In fact, it took a close reading of the Airbnb press release for Bahouth to figure out exactly why he was being lauded. The standard used wasn’t the number of bookings or the percentage of five-star reviews—although Bahouth is quick to point out that his treehouse scores well in terms of customer satisfaction. Rather, it’s the location that shows up most often on Airbnb.com users’ “wish lists,” the rough equivalent of being “liked” on Facebook.

The celebrated treehouse, which has been widely written about and pictured online, is actually three rooms built of reclaimed construction material among a stand of poplars, connected by swinging rope bridges. A longtime nonprofit executive for Greenpeace USA, the Turner Foundation and the US Climate Action Network, Bahouth designed and built the airy retreat in his backyard 15 years ago. After he and his wife, Katie, were married in the treehouse in 2010, they began listing it on Airbnb, where it quickly attracted a following.

“About half the people who rent it are from the Atlanta area and book it for a special occasion,” he says. “But we’ve had people come from Detroit, New York, and even Montreal who said they came specifically for the treehouse.”
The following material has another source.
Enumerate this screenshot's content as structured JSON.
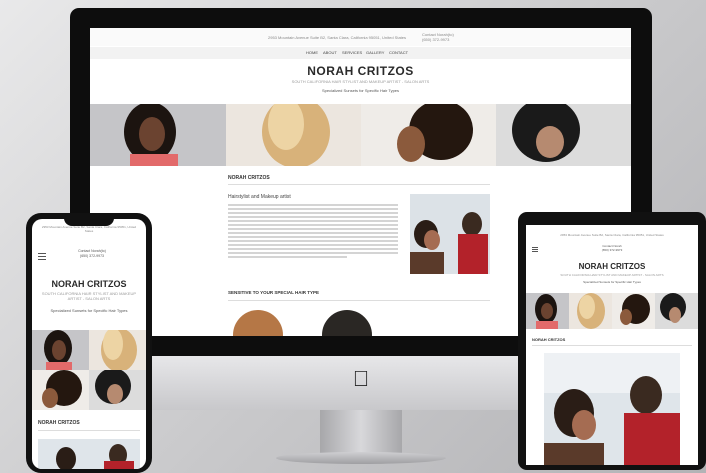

Bahouth, who now spends his time taking fine-art stereoscopic photographs, doesn’t plan to change his Airbnb set-up in an effort to cash in on the renewed attention. The treehouse currently is restricted to couples, with a two-night minimum. No kids. No dogs. No weddings.

Bahouth concedes that he has been known to make exceptions for military service personnel, friends, and people with a compelling sob story. But he’s firm on keeping the treehouse vacant until spring, when the leaves have returned to the woods behind his house.

“We want people to have a good experience,” he says.